Characteristics of equity shares:
$1.$ True owners:
Owners of equity shares i.e. equity share-holders are considered as true owners of the company or faithful companions because they take much higher risk on their head by investing in equity shares as compared to preference share-holders.
$2.$ Kight to vote:
Equity share holders have right to vote for electing directors of the company. One share is equal to one vote. Thus, higher the number of shares held, higher the votes one can cast.
$3.$ Dividend:
Whether to distribute the dividend or not and how much to distribute depends upon the company.

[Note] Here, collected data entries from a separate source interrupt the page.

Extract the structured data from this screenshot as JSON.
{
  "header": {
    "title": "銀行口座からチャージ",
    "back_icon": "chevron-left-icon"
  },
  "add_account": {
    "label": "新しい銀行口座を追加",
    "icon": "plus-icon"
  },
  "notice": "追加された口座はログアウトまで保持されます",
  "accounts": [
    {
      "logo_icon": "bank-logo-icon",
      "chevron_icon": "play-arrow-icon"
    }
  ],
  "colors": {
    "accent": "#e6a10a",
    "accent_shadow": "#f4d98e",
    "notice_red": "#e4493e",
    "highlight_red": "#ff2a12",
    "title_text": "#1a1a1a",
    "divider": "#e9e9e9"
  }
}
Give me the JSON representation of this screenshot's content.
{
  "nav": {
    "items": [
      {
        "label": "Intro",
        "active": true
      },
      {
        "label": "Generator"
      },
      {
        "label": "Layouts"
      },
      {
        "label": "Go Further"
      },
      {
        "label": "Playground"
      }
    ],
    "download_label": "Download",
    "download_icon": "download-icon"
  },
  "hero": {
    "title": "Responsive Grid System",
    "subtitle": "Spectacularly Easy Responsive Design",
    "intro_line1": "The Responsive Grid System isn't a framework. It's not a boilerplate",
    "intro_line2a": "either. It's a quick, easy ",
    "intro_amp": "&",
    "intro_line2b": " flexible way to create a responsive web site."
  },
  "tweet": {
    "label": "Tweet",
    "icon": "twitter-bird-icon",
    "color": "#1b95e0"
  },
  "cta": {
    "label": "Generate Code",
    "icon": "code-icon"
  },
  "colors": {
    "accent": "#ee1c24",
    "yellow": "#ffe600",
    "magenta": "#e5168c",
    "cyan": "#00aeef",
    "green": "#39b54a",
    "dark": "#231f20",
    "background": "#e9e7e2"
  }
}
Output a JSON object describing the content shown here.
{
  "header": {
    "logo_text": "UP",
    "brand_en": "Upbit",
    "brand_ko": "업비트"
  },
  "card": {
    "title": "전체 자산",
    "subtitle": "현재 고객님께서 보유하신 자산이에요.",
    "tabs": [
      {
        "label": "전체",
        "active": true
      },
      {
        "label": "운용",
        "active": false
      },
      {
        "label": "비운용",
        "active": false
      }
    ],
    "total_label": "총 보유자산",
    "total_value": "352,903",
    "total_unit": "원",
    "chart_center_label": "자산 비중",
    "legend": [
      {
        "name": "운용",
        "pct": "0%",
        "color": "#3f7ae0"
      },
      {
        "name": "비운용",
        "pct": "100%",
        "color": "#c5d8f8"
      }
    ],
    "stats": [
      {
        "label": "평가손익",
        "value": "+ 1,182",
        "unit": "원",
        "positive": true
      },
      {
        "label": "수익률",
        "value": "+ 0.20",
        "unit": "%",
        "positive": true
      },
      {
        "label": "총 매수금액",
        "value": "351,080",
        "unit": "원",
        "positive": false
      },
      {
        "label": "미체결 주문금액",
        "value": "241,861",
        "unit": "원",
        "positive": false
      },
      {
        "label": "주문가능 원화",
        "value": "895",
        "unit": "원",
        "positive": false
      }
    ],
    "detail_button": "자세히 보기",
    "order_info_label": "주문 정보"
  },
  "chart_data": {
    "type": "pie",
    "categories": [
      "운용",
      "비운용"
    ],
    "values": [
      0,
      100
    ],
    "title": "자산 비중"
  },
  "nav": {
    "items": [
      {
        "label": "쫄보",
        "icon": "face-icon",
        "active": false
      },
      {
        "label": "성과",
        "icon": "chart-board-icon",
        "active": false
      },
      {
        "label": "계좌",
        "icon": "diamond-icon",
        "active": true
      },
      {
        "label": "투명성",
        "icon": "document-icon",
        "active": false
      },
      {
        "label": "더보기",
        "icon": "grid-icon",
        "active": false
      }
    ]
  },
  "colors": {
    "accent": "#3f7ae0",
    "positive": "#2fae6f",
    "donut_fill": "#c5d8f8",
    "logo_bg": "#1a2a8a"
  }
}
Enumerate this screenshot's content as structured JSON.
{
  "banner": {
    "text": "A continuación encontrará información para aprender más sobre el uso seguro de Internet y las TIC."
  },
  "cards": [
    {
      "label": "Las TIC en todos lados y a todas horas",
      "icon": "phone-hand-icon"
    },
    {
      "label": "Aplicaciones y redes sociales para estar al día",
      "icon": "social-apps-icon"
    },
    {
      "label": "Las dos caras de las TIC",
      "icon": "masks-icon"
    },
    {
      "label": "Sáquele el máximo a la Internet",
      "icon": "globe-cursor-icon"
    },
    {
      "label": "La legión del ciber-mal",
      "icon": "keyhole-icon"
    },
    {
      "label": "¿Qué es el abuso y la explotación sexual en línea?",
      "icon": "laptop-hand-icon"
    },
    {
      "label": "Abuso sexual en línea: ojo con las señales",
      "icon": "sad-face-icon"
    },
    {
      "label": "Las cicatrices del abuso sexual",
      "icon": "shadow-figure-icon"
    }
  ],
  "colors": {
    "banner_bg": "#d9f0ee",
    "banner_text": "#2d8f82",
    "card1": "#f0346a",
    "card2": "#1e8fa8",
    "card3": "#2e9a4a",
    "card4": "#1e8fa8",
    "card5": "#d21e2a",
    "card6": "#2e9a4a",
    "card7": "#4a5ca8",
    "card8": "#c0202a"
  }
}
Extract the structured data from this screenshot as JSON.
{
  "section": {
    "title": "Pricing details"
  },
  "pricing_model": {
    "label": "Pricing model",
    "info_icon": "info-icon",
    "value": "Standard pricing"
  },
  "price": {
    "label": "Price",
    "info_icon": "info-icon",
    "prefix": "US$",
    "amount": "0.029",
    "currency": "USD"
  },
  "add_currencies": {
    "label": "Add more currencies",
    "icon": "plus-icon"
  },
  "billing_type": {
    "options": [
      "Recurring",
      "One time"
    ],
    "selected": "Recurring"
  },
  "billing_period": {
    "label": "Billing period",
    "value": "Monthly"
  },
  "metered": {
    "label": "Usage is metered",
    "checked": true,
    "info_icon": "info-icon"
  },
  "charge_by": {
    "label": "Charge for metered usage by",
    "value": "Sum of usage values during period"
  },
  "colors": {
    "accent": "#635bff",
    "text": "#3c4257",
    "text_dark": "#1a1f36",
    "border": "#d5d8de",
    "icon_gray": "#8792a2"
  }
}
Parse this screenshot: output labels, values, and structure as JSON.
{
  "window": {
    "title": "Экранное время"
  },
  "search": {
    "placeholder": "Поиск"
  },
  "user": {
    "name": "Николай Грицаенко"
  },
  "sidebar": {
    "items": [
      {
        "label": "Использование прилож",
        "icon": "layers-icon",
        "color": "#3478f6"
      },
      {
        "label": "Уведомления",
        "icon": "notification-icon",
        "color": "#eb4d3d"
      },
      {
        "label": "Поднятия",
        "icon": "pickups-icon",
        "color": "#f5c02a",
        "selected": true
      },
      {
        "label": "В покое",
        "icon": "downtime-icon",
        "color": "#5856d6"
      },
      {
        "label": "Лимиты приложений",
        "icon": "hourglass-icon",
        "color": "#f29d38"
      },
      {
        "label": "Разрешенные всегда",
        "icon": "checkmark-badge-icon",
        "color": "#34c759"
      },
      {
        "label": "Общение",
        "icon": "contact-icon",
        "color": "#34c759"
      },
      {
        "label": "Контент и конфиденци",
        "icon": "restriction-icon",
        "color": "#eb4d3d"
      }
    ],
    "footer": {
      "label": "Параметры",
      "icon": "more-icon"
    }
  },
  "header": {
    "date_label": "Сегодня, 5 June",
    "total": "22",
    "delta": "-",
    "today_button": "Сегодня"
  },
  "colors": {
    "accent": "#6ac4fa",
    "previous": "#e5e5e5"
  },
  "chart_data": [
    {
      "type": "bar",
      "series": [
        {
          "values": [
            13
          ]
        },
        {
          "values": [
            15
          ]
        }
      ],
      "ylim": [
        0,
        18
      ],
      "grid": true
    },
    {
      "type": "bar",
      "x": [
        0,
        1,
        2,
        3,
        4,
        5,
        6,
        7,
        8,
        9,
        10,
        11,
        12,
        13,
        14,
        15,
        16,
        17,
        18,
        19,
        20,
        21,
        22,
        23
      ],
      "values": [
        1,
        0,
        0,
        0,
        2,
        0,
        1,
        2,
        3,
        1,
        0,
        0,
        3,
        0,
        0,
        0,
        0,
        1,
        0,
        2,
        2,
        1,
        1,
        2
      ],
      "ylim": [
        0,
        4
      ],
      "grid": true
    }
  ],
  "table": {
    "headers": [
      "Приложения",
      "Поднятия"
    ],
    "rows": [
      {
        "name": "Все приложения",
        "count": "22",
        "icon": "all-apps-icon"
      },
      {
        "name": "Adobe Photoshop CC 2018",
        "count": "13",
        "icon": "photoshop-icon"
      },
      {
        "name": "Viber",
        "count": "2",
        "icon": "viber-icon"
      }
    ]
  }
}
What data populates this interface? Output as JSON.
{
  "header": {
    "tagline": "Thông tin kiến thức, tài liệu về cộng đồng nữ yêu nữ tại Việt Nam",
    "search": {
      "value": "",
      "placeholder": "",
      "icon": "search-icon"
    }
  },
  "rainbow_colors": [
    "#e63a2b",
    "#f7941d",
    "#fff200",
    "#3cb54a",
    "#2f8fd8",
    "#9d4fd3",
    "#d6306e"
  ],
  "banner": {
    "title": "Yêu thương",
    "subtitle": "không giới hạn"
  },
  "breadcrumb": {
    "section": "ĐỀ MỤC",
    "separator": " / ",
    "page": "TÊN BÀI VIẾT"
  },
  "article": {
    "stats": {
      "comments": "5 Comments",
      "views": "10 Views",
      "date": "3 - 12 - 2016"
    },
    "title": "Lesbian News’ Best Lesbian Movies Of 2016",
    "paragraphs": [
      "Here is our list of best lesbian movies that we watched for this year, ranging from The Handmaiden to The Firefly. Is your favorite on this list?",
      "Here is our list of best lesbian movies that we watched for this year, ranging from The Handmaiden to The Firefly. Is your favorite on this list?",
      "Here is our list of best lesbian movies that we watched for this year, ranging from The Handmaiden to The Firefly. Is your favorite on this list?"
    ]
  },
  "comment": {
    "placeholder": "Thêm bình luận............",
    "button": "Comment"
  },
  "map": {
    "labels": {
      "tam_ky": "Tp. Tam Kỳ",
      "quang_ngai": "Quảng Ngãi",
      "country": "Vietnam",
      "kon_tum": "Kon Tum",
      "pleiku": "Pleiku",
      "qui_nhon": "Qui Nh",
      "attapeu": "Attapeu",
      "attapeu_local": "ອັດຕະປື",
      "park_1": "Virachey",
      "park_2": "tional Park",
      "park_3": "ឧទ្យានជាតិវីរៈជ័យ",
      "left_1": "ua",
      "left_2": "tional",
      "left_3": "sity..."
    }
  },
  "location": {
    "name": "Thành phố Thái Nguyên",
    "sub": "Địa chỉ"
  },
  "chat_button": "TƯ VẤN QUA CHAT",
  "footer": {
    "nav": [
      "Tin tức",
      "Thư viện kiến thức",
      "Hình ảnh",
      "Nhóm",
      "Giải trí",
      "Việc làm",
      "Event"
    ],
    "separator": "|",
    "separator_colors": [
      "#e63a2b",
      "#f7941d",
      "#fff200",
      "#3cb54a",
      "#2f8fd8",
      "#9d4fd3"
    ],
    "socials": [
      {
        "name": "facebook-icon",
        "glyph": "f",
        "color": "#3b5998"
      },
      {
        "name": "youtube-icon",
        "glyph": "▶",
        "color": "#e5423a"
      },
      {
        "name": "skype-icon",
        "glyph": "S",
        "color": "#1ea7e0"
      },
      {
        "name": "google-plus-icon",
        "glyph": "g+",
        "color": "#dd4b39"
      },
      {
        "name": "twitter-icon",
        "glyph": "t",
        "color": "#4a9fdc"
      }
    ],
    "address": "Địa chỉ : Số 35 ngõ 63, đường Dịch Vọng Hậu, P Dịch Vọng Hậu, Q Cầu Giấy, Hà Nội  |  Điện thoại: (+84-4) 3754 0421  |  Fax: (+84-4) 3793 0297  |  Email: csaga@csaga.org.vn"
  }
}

$4.$ Dividend is based on profit:
  • The dividend a share-holder gets depends on the profit a company makes.
  • A company earning higher profit may distribute higher dividend and that making lesser profit or loss may distribute lesser dividend or may not distribute at all.
$5.$ General meeting:
Share-holders have the right to attend general meetings and also have right to vote and elect the directors.
$6.$ Repayment of capital:
Share capital is not repaid to the share-holders as long as the company exists. If the company winds up it returns the share capital after paying off all its business debts.
$7.$ Dissolution (Liquidation):
At the time of liquidation the company first pays off capital of preference share¬holders and all other business debts and then if it has money, it pays to equity share-holders.
$8.$ Share qualification:
If there is a provision in the memorandum and directors have given consent that if a particular person holds a specific number of shares decided by the company then he can become the director of the company then the shares are considered as share qualification.
$9.$ Capital benefits:
Share-holders get various capital benefits by owning the shares. They earn dividend, company may also give them bonus shares, they earn by selling the shares whose prices have increased, etc.
$10.$ Registration of shares:
Equity shares are registered in recognized share markets or say stock exchange. Investors can buy/sell the shares in these markets freely.